Quand le airbrush courtise les artistes

Yannick Parent souhaite démocratiser l’art de l’airbrush.

Crédit photo : Courtoisie

Le parc des Voiles en verra de toutes les couleurs, le 6 août, lors de l’exposition des œuvres de airbrush de l’Atelier Artyan de Saint-Mathias-sur-Richelieu. Sous la dizaine de chapiteaux, la variété était au rendez-vous, parmi les tableaux, les t-shirts et les motos.

« Je suis l’un de ceux allergiques à la routine. Avec le airbrush, il n’y a jamais un projet qui se ressemble », assure l’enseignant et artiste, Yannick Parent.

Ce médium offre un monde de possibilités pour les apprentis et les artistes bien établis. En passant de la murale aux maquillages et aux vêtements, l’artiste souhaite démontrer que « le airbrush a une coche de plus à faire découvrir, par sa polyvalence ».

Selon le Mathiassois, il existe autant de possibilités que de créateurs. Les surfaces sur lesquelles les artistes peignent transforment également les œuvres.
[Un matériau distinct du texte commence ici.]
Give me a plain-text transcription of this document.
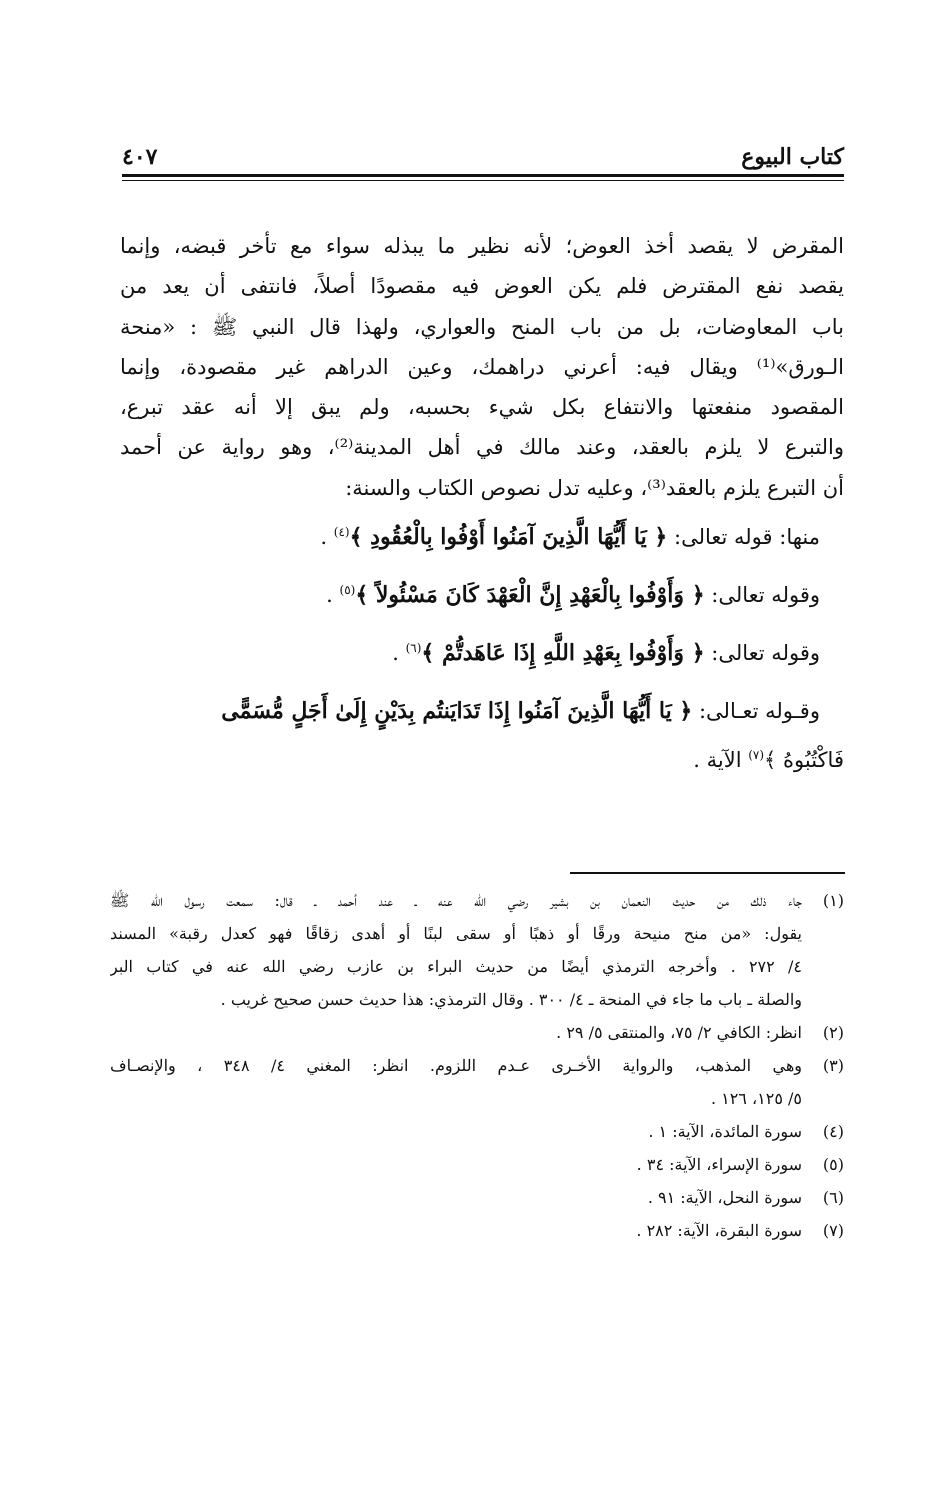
كتاب البيوع
٤٠٧
المقرض لا يقصد أخذ العوض؛ لأنه نظير ما يبذله سواء مع تأخر قبضه، وإنما
يقصد نفع المقترض فلم يكن العوض فيه مقصودًا أصلاً، فانتفى أن يعد من
باب المعاوضات، بل من باب المنح والعواري، ولهذا قال النبي ﷺ : «منحة
الـورق»⁽¹⁾ ويقال فيه: أعرني دراهمك، وعين الدراهم غير مقصودة، وإنما
المقصود منفعتها والانتفاع بكل شيء بحسبه، ولم يبق إلا أنه عقد تبرع،
والتبرع لا يلزم بالعقد، وعند مالك في أهل المدينة⁽²⁾، وهو رواية عن أحمد
أن التبرع يلزم بالعقد⁽³⁾، وعليه تدل نصوص الكتاب والسنة:
منها: قوله تعالى: ﴿ يَا أَيُّهَا الَّذِينَ آمَنُوا أَوْفُوا بِالْعُقُودِ ﴾$^{(٤)}$ .
وقوله تعالى: ﴿ وَأَوْفُوا بِالْعَهْدِ إِنَّ الْعَهْدَ كَانَ مَسْئُولاً ﴾$^{(٥)}$ .
وقوله تعالى: ﴿ وَأَوْفُوا بِعَهْدِ اللَّهِ إِذَا عَاهَدتُّمْ ﴾$^{(٦)}$ .
وقـوله تعـالى: ﴿ يَا أَيُّهَا الَّذِينَ آمَنُوا إِذَا تَدَايَنتُم بِدَيْنٍ إِلَىٰ أَجَلٍ مُّسَمًّى
فَاكْتُبُوهُ ﴾$^{(٧)}$ الآية .
(١)
جاء ذلك من حديث النعمان بن بشير رضي الله عنه ـ عند أحمد ـ قال: سمعت رسول الله ﷺ
يقول: «من منح منيحة ورقًا أو ذهبًا أو سقى لبنًا أو أهدى زقاقًا فهو كعدل رقبة» المسند
٤/ ٢٧٢ . وأخرجه الترمذي أيضًا من حديث البراء بن عازب رضي الله عنه في كتاب البر
والصلة ـ باب ما جاء في المنحة ـ ٤/ ٣٠٠ . وقال الترمذي: هذا حديث حسن صحيح غريب .
(٢)
انظر: الكافي ٢/ ٧٥، والمنتقى ٥/ ٢٩ .
(٣)
وهي المذهب، والرواية الأخـرى عـدم اللزوم. انظر: المغني ٤/ ٣٤٨ ، والإنصـاف
٥/ ١٢٥، ١٢٦ .
(٤)
سورة المائدة، الآية: ١ .
(٥)
سورة الإسراء، الآية: ٣٤ .
(٦)
سورة النحل، الآية: ٩١ .
(٧)
سورة البقرة، الآية: ٢٨٢ .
Yannick Parent s’intéresse aussi à la peinture en trois dimensions, où les lunettes sont nécessaires pour contempler le résultat final. « C’est interactif et on veut intéresser les gens pour leur montrer la différence », décrit-il.

« On a encore du chemin à faire pour que le airbrush fasse son entrée dans les grandes galeries d’art. C’est encore vu comme underground, il y a encore des préjugés, le premier étant qu’il faut avoir du talent pour en faire » lance tout bonnement l’artiste.

Selon lui, les adeptes de ce type de peinture n’ont pas besoin d’exceller en dessin. Il suffit de maîtriser les bonnes techniques.

Premiers pas

Une quinzaine d’élèves ont pris part à l’exposition. Dans la classe de Yannick Parent, la recrue avait 13 ans à ses débuts, tandis que son doyen est âgé de 81 ans.

« Ça ratisse large, l’airbrush est bon tant pour les accros de flammes et de têtes de mort que pour les artistes de paysages. On peut faire du figuratif, de l’abstrait », énumère celui qui enseigne depuis 15 ans.

C’est en feuilletant une brochure du magasin Omer De Serres que l’artiste s’est intéressé à la peinture en vaporisateur. « J’avais vu un équipement et j’avais dit que je devrais m’y mettre un jour. On me l’a offert à Noël et j’ai eu toutes les misères du monde à trouver de la formation pour apprendre. Je suis devenu le pionnier à donner des cours », se remémore l’artiste.